Perempuan & Karya Sastra
Wanita atau perempuan?. Entahlah!. Keduanya sama pemegang kunci surga bagiku. Siapapun pasti sudah mengerti tentang ungkapan itu. Namun dalam pembahasan ini kita sepakati menggunakan "perempuan". Ok.
Sejenak nostalgia masa jahiliyah.
Kaum perempuan pra-Islam datang tidak lebih sebuah kibulan saja pagi kaum lelaki. Di hargai laiknya sebuah barang yang cukup murah bahkan tak berharga. Ini terjadi dalam kalangan masyarakat menengah.
Sedangkan di kalangan bangsawan, perempuan bagaikan tuan raja yang sangat dihormati dan menjadi rebutan. Tak jarang antara bangsawannya harus saling melepas sarung pedang untuk mendapatkan perempuan impiannya.
Disamping itu, bahwa perempuan memperlamban perjalanan (0rang badui yang suka bepindah-pindah), menjadi sumber bertambahnya jumlah anggota, yang serba kekurangan bahan makanan untuk hidup, serta menjadi hinaan bagi kelompok mereka, ketika kalah berperang kemudian para perempuan menjadi hak musuh yang menang. Dari beberapa alasan inilah, mereka (orang jahiliyah) berani membunuh dan mengubur bayi perempuan hidup-hidup. Ini dalih masyarakat menengah.
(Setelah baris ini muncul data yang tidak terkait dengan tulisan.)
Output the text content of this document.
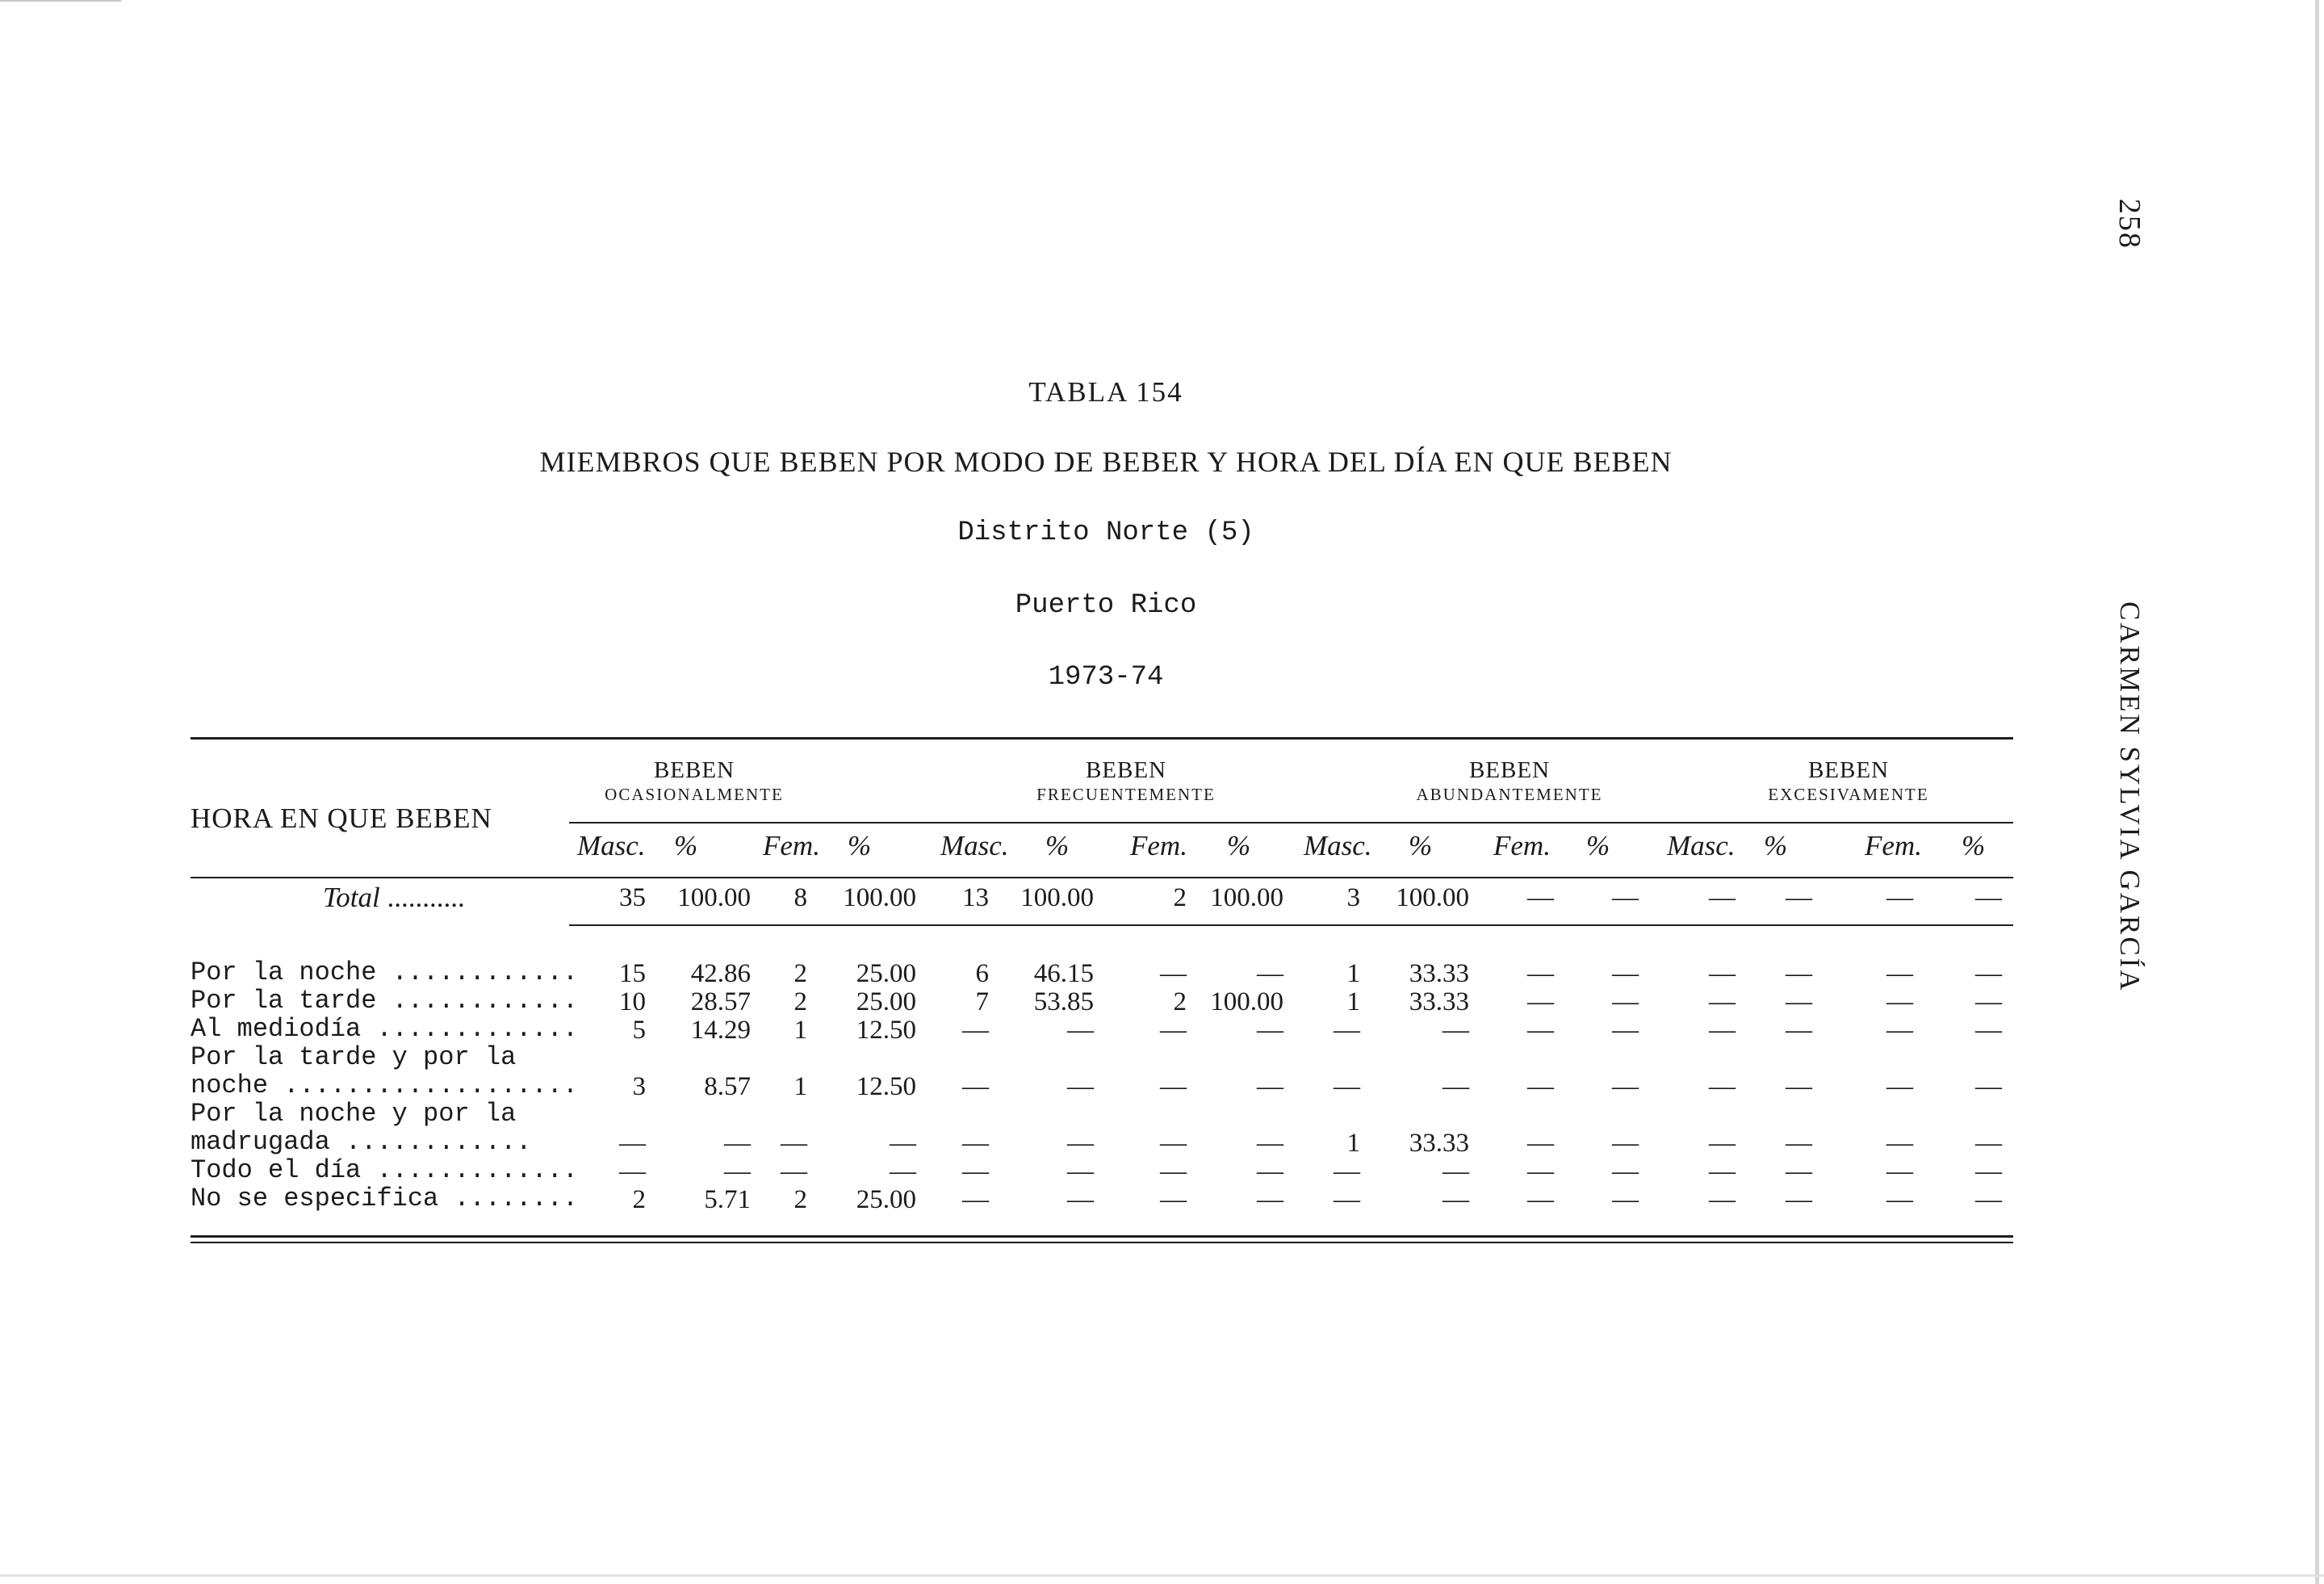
258
CARMEN SYLVIA GARCÍA
TABLA 154
MIEMBROS QUE BEBEN POR MODO DE BEBER Y HORA DEL DÍA EN QUE BEBEN
Distrito Norte (5)
Puerto Rico
1973-74
HORA EN QUE BEBEN
BEBEN
OCASIONALMENTE
BEBEN
FRECUENTEMENTE
BEBEN
ABUNDANTEMENTE
BEBEN
EXCESIVAMENTE
Masc. % Fem. % Masc. % Fem. % Masc. % Fem. % Masc. %	Fem. %
Total ...........	35	100.00	8	100.00 13	100.00	2 100.00	3	100.00	—	—	—	—	—	—
Por la noche ............	15	42.86	2	25.00	6	46.15	—	—	1	33.33	—	—	—	—	—	—
Por la tarde ............	10	28.57	2	25.00	7	53.85	2 100.00	1	33.33	—	—	—	—	—	—
Al mediodía .............	5	14.29	1	12.50 —	—	—	—	—	—	—	—	—	—	—	—
Por la tarde y por la
noche ...................	3	8.57	1	12.50 —	—	—	—	—	—	—	—	—	—	—	—
Por la noche y por la
madrugada ............	—	— —	— —	—	—	—	1	33.33	—	—	—	—	—	—
Todo el día .............	—	— —	— —	—	—	—	—	—	—	—	—	—	—	—
No se especifica ........	2	5.71	2	25.00 —	—	—	—	—	—	—	—	—	—	—	—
Lalu islam datang dengan membawa kunci untuk melepaskan kaum perempuan dari tirani kejahiliyahan, baik itu kekerasan, pelecehan, dan segala bentuk perendahan terhadap kaum perempuan, secara perlahan.
Namun, tak sepenuhnya kaum perempuan bebas melakukan apapun yang setara dengan kaum laki-laki. Tidak. Sejalan dengan kemajuan IPTEK, para perempuan menuntut kesamaan peran dalam kehidupan sosial. Mereka juga ingin duduk bersampingan dan bersaing dengan kaum lelaki seperti bekerja, memimpin, mengelola, dll.
Namun bagaimana untuk mewujudkan hal itu?. Nah. di sini sastra sebagai salah satu alat untuk mengembori kesetaraan itu dengan menceritakan kisah fiktif atau non-fiktif dengan mengangkat citra perempuan di karya sastra tersebut.
Alat itu benar-benar dimanfaatkan oleh Nawal al-Sadawi -penulis novel mesir yang mempelopori faham femenisme- dengan karyanya yang kebanyakan mengangkat kisah seirang perempuan. Seperti Novelnya yang berjudul "Perempuan di Titik Nol"terjemahan dari "Al-Imroah Fi Nuqthoh Sifir". Dalam karya ini menceritakan seorang pelacur yang sukses dan pekerjaan itu kaum lelakilah yang menciptakan. Bahkan dikatakan juga, bahwa semua laki-laki dari semua propesi adala penjahat-lebih detailnya silahkan baca sendiri.
Nawal diberhetikan dari jabatannya sebagai pimpinan pendidikan kesehatan dan majalah healty lantaran pemikirannya yang bertolak dengan pemerintahan. Ada juga beberapa karyanya yang tidak diterbitkan di Mesir sehingga diterbitkan di Libanon. Bahkan Nawal sendiri pernah dipenjara, ya karena pemikiran femenisnya itu. Walaupun femenis sendiri sudah dilakukan dulu jauh sebelum itu, yang kisahnya pada 1001 malam, tentang pembelaan perempuan yang dibunuh seorang raja. Kalau di Indonesia cerita yang masyhur ialah Siti Nurbaya.
Dari itu, bahwa karya satra pernah diperankan sebagai alat untuk mengenalkan kesamaan gender, dan kalau berbicara kontek saat ini, bisa kita lihat kesetaraan gender sudah biasa dalam sosialnya. Namun bagi saya, tetap ada hak laki-laki yang tidak bisa disetarakan dengan kaum perempuan, khususnya dalam agama Islam.
Karena beda lalu ingin sama. Karena beda lalu tak mau sama. Kadang yang sama malah ingin beda. Maka aku beda dan kau beda, mungkin saja ada yang sama. Wallahua'lam.